System Identification with Partial Observability: Understand and survey how non-asymptotic results are obtained when the learner is not given direct state access.
- It may also be of interest to explore connections to L1- and Nuclear norm regularization (and even implicit regularization)
- Suggested reading: System Identification: Theory for the User, Revisiting Ho–Kalman-Based System Identification: Robustness and Finite-Sample Analysis, Finite Sample Analysis of Stochastic System Identification, Rate-Optimal Non-Asymptotics for the Quadratic Prediction Error Method
Imitation Learning: Roughly speaking imitation learning synthesizes understanding of supervised learning and the mitigation of a special form of distribution shift. Understand and survey this field.
- It might be a good place to start to understand the relation of this field to the material in the course.
- Suggested reading: Toward the Fundamental Limits of Imitation Learning, TaSIL: Taylor Series Imitation Learning, Is Behavior Cloning All You Need?
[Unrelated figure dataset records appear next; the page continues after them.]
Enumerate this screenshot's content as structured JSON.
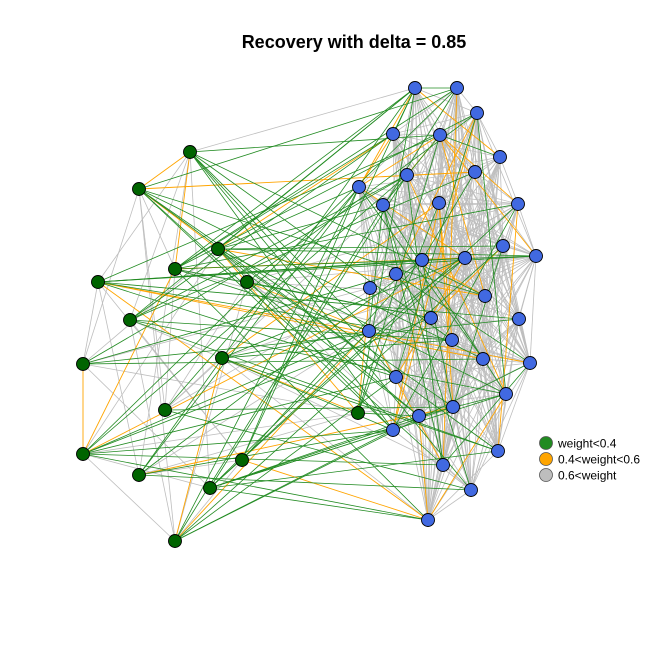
{
  "title": "Recovery with delta = 0.85",
  "legend": [
    {
      "label": "weight<0.4",
      "color": "#228B22"
    },
    {
      "label": "0.4<weight<0.6",
      "color": "#FFA500"
    },
    {
      "label": "0.6<weight",
      "color": "#BEBEBE"
    }
  ],
  "colors": {
    "group_a_node": "#006400",
    "group_b_node": "#4169E1",
    "node_stroke": "#000000"
  },
  "graph": {
    "nodes": [
      {
        "id": "a1",
        "group": "A"
      },
      {
        "id": "a2",
        "group": "A"
      },
      {
        "id": "a3",
        "group": "A"
      },
      {
        "id": "a4",
        "group": "A"
      },
      {
        "id": "a5",
        "group": "A"
      },
      {
        "id": "a6",
        "group": "A"
      },
      {
        "id": "a7",
        "group": "A"
      },
      {
        "id": "a8",
        "group": "A"
      },
      {
        "id": "a9",
        "group": "A"
      },
      {
        "id": "a10",
        "group": "A"
      },
      {
        "id": "a11",
        "group": "A"
      },
      {
        "id": "a12",
        "group": "A"
      },
      {
        "id": "a13",
        "group": "A"
      },
      {
        "id": "a14",
        "group": "A"
      },
      {
        "id": "a15",
        "group": "A"
      },
      {
        "id": "a16",
        "group": "A"
      },
      {
        "id": "b1",
        "group": "B"
      },
      {
        "id": "b2",
        "group": "B"
      },
      {
        "id": "b3",
        "group": "B"
      },
      {
        "id": "b4",
        "group": "B"
      },
      {
        "id": "b5",
        "group": "B"
      },
      {
        "id": "b6",
        "group": "B"
      },
      {
        "id": "b7",
        "group": "B"
      },
      {
        "id": "b8",
        "group": "B"
      },
      {
        "id": "b9",
        "group": "B"
      },
      {
        "id": "b10",
        "group": "B"
      },
      {
        "id": "b11",
        "group": "B"
      },
      {
        "id": "b12",
        "group": "B"
      },
      {
        "id": "b13",
        "group": "B"
      },
      {
        "id": "b14",
        "group": "B"
      },
      {
        "id": "b15",
        "group": "B"
      },
      {
        "id": "b16",
        "group": "B"
      },
      {
        "id": "b17",
        "group": "B"
      },
      {
        "id": "b18",
        "group": "B"
      },
      {
        "id": "b19",
        "group": "B"
      },
      {
        "id": "b20",
        "group": "B"
      },
      {
        "id": "b21",
        "group": "B"
      },
      {
        "id": "b22",
        "group": "B"
      },
      {
        "id": "b23",
        "group": "B"
      },
      {
        "id": "b24",
        "group": "B"
      },
      {
        "id": "b25",
        "group": "B"
      },
      {
        "id": "b26",
        "group": "B"
      },
      {
        "id": "b27",
        "group": "B"
      },
      {
        "id": "b28",
        "group": "B"
      },
      {
        "id": "b29",
        "group": "B"
      },
      {
        "id": "b30",
        "group": "B"
      },
      {
        "id": "b31",
        "group": "B"
      },
      {
        "id": "b32",
        "group": "B"
      },
      {
        "id": "b33",
        "group": "B"
      },
      {
        "id": "b34",
        "group": "B"
      }
    ]
  }
}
Understanding Horizon in Imitation Learning
Self-Supervised Learning: In a nutshell, next-token prediction, used in pre-training large language models, is structurally not much different from the autoregressions we have analyzed in this course.
- Survey and understand the available theoretical progress in this space.
- It may be helpful focus on understanding how things change once we leave square loss behind and use the logarithmic loss function.
- Suggested reading: Mamba: Linear-Time Sequence Modeling with Selective State Spaces, From Self-Attention to Markov Models: Unveiling the Dynamics of Generative Transformers
Policy optimization methods:
- conduct a survey on results showing that direct policy optimization is effective for linear optimal control.
- Can these ideas be extended to nonlinear systems?
- Suggested Reading: Global convergence of policy gradient methods for the linear quadratic regulator, Linear Convergence of Gradient and Proximal-Gradient Methods Under the Polyak-Łojasiewicz Condition, Stabilizing Dynamical Systems via Policy Gradient Methods, Towards a Theoretical Foundation of Policy Optimization for Learning Control Policies
Information-Theoretic Analyses: While much of the standard analysis of learning algorithms proceeds via uniform convergence, a powerful alternative is the information-theoretic (~change-of-measure, ~PAC-Bayes) approach.
- Survey this approach and discuss how it can be applied to learning in control and dynamical systems.
- Suggested Reading: From ε-Entropy to KL-Entropy: Analysis of Minimum Information Complexity Density Estimation, Information-theoretic analysis of generalization capability of learning algorithms, Information Theoretic Regret Bounds for Online Nonlinear Control, Information-Theoretic Foundations for Machine Learning
Multi-Task/Representation Learning:
- Conduct a survey of existing results that highlights connections and significance to the L4DC space
- Suggested Reading: Model-Agnostic Meta-Learning for Fast Adaptation of Deep Networks, Few-Shot Learning via Learning the Representation, Provably, Guarantees for Nonlinear Representation Learning: Non-identical Covariates, Dependent Data, Fewer Samples
Control as Online Optimization:
- Survey this line of work and discuss how it relates to traditional adaptive control
- Suggested Reading: Introduction to Online Nonstochastic Control, Improper Learning for Non-Stochastic Control
The interplay between computation and information: under certain widely believed conjectures in theoretical computer science it can be shown that there are fundamental trade-offs between computational and statistical complexity in sparse estimation. In particular, the LASSO incurs additional dependence on the data’s condition number and this is believed to be unimprovable in general.
- Survey this area and discuss its significance for learning high-dimensional linear dynamical systems
- Suggested Reading: Lower Bounds on the Performance of Polynomial-time Algorithms for Sparse Linear Regression
Please do not feel restricted by the above: The theme of “learning, dynamics and control” is to be interpreted broadly and you are more than welcome to suggest other topics, including, but not limited to: diffusion models, reinforcement learning, next-token prediction, adaptive control, robot learning, and so on.